Final answer:
Using vectors and the cross product, the Cartesian equation of the plane passing through the points Q(0,2,3), R(4,0,3), and S(0,0,-3) is 12x + 24y - 8z - 24 = 0.
Step-by-step explanation:
To determine the Cartesian equation of a plane that passes through three points, we can use vector methods. Let's find two vectors that are parallel to the plane by subtracting the coordinates of the points to get the direction vectors. We can use points Q(0,2,3), R(4,0,3), and S(0,0,-3). Vector QR can be found by subtracting the coordinates of Q from R: QR = R - Q = (4,0,3) - (0,2,3) = (4,-2,0). Similarly, vector QS = S - Q = (0,0,-3) - (0,2,3) = (0,-2,-6). Next, we need to find the normal vector to the plane, which is perpendicular to both QR and QS vectors. The cross product of QR and QS will give us the normal vector N = QR x QS.

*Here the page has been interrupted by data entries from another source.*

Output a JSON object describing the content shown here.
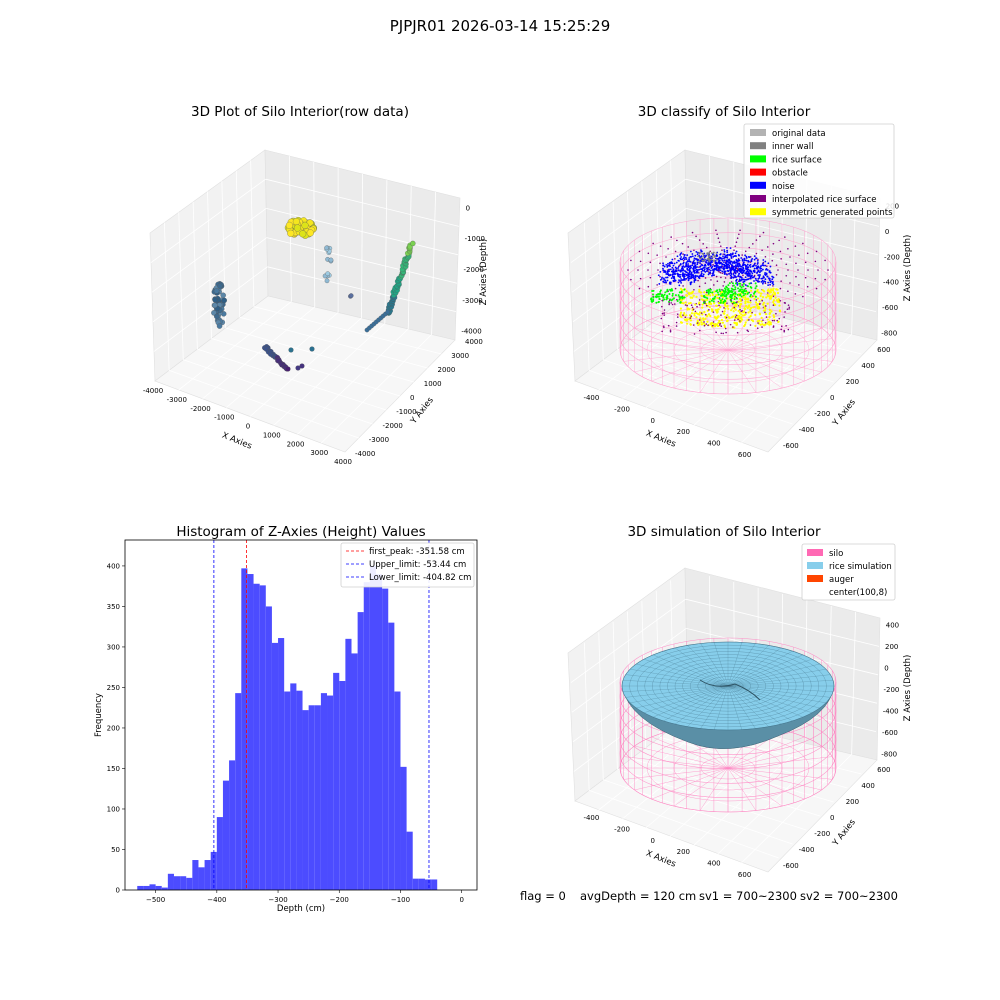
{
  "suptitle": "PJPJR01 2026-03-14 15:25:29",
  "status": {
    "flag": "flag = 0",
    "avg_depth": "avgDepth = 120 cm",
    "sv1": "sv1 = 700~2300",
    "sv2": "sv2 = 700~2300"
  },
  "chart_data": [
    {
      "type": "scatter",
      "projection": "3d",
      "title": "3D Plot of Silo Interior(row data)",
      "xlabel": "X Axies",
      "ylabel": "Y Axies",
      "zlabel": "Z Axies (Depth)",
      "xlim": [
        -4000,
        4000
      ],
      "ylim": [
        -4000,
        4000
      ],
      "zlim": [
        -4500,
        0
      ],
      "xticks": [
        "-4000",
        "-3000",
        "-2000",
        "-1000",
        "0",
        "1000",
        "2000",
        "3000",
        "4000"
      ],
      "yticks": [
        "-4000",
        "-3000",
        "-2000",
        "-1000",
        "0",
        "1000",
        "2000",
        "3000",
        "4000"
      ],
      "zticks": [
        "0",
        "-1000",
        "-2000",
        "-3000",
        "-4000"
      ],
      "colormap": "viridis",
      "point_groups": [
        {
          "description": "top cluster",
          "x": [
            -1000,
            -500
          ],
          "y": [
            1500,
            2500
          ],
          "z": [
            -1100,
            -700
          ],
          "color": "#fde725"
        },
        {
          "description": "right arc",
          "x": [
            2500,
            3900
          ],
          "y": [
            -1500,
            1800
          ],
          "z": [
            -3600,
            -1300
          ],
          "color": "#35b779"
        },
        {
          "description": "left cluster",
          "x": [
            -3800,
            -3300
          ],
          "y": [
            -500,
            300
          ],
          "z": [
            -3800,
            -2700
          ],
          "color": "#31688e"
        },
        {
          "description": "bottom arc",
          "x": [
            -1500,
            500
          ],
          "y": [
            -3800,
            -2800
          ],
          "z": [
            -4500,
            -3500
          ],
          "color": "#472d7b"
        }
      ]
    },
    {
      "type": "scatter",
      "projection": "3d",
      "title": "3D classify of Silo Interior",
      "xlabel": "X Axies",
      "ylabel": "Y Axies",
      "zlabel": "Z Axies (Depth)",
      "xticks": [
        "-400",
        "-200",
        "0",
        "200",
        "400",
        "600"
      ],
      "yticks": [
        "-600",
        "-400",
        "-200",
        "0",
        "200",
        "400",
        "600"
      ],
      "zticks": [
        "200",
        "0",
        "-200",
        "-400",
        "-600",
        "-800"
      ],
      "legend_position": "upper right",
      "legend": [
        {
          "label": "original data",
          "color": "#b3b3b3"
        },
        {
          "label": "inner wall",
          "color": "#808080"
        },
        {
          "label": "rice surface",
          "color": "#00ff00"
        },
        {
          "label": "obstacle",
          "color": "#ff0000"
        },
        {
          "label": "noise",
          "color": "#0000ff"
        },
        {
          "label": "interpolated rice surface",
          "color": "#800080"
        },
        {
          "label": "symmetric generated points",
          "color": "#ffff00"
        }
      ]
    },
    {
      "type": "bar",
      "title": "Histogram of Z-Axies (Height) Values",
      "xlabel": "Depth (cm)",
      "ylabel": "Frequency",
      "xlim": [
        -550,
        25
      ],
      "ylim": [
        0,
        432
      ],
      "xticks": [
        -500,
        -400,
        -300,
        -200,
        -100,
        0
      ],
      "yticks": [
        0,
        50,
        100,
        150,
        200,
        250,
        300,
        350,
        400
      ],
      "bar_color": "#4c4cff",
      "bin_start": -530,
      "bin_width": 10,
      "values": [
        5,
        5,
        7,
        5,
        3,
        20,
        17,
        17,
        15,
        37,
        28,
        37,
        47,
        90,
        135,
        160,
        243,
        397,
        390,
        378,
        376,
        350,
        305,
        311,
        245,
        255,
        246,
        222,
        228,
        228,
        243,
        240,
        268,
        258,
        310,
        292,
        343,
        380,
        400,
        390,
        372,
        330,
        245,
        152,
        72,
        14,
        14,
        13,
        13
      ],
      "vlines": [
        {
          "x": -351.58,
          "color": "#ff0000"
        },
        {
          "x": -53.44,
          "color": "#0000ff"
        },
        {
          "x": -404.82,
          "color": "#0000ff"
        }
      ],
      "legend_position": "upper right",
      "legend": [
        {
          "label": "first_peak: -351.58 cm",
          "color": "#ff0000"
        },
        {
          "label": "Upper_limit: -53.44 cm",
          "color": "#0000ff"
        },
        {
          "label": "Lower_limit: -404.82 cm",
          "color": "#0000ff"
        }
      ]
    },
    {
      "type": "surface",
      "projection": "3d",
      "title": "3D simulation of Silo Interior",
      "xlabel": "X Axies",
      "ylabel": "Y Axies",
      "zlabel": "Z Axies (Depth)",
      "xticks": [
        "-400",
        "-200",
        "0",
        "200",
        "400",
        "600"
      ],
      "yticks": [
        "-600",
        "-400",
        "-200",
        "0",
        "200",
        "400",
        "600"
      ],
      "zticks": [
        "400",
        "200",
        "0",
        "-200",
        "-400",
        "-600",
        "-800"
      ],
      "legend_position": "upper right",
      "legend": [
        {
          "label": "silo",
          "color": "#ff69b4"
        },
        {
          "label": "rice simulation",
          "color": "#87ceeb"
        },
        {
          "label": "auger",
          "color": "#ff4500"
        },
        {
          "label": "center(100,8)",
          "color": ""
        }
      ]
    }
  ]
}
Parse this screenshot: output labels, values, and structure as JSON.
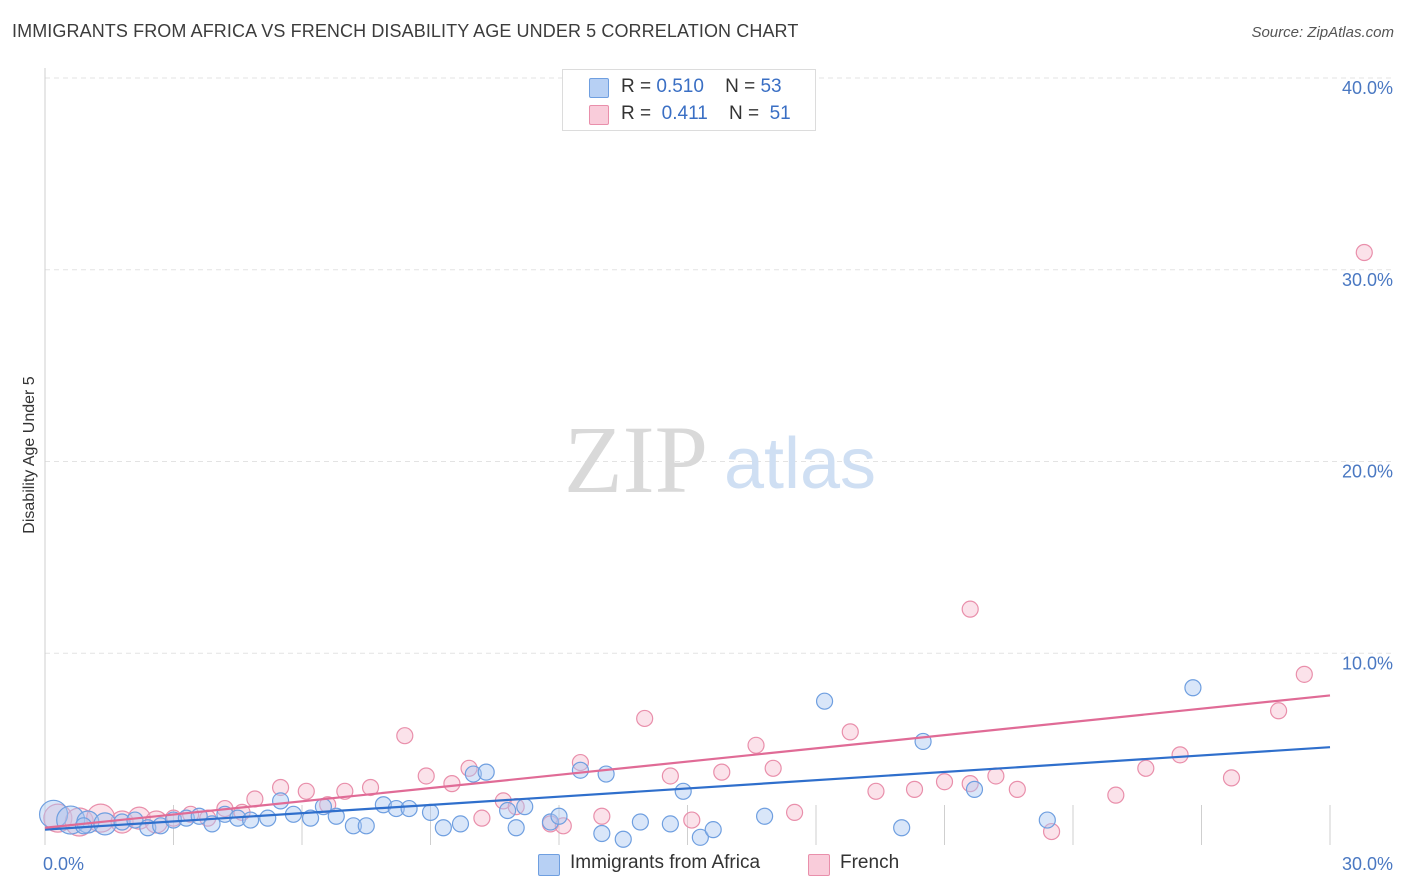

Using the components of QR and QS, the cross product N is:
- Nx = QRyQSz - QRzQSy = (-2)*(-6) - (0)*(-2) = 12
- Ny = QRzQSx - QRxQSz = (0)*(0) - (4)*(-6) = 24
- Nz = QRxQSy - QRyQSx = (4)*(-2) - (-2)*(0) = -8
Now, with the normal vector N = (12, 24, -8), we can write the Cartesian equation of the plane using the point-normal form: 12(x - x0) + 24(y - y0) + (-8)(z - z0) = 0. We can choose any of the given points for (x0, y0, z0); let's use point Q (0,2,3). Substituting Q into the equation gives:
12(x - 0) + 24(y - 2) + (-8)(z - 3) = 0
Which simplifies to:
12x + 24y - 48 - 8z + 24 = 0
And further simplifies to the final Cartesian equation of the plane:
12x + 24y - 8z - 24 = 0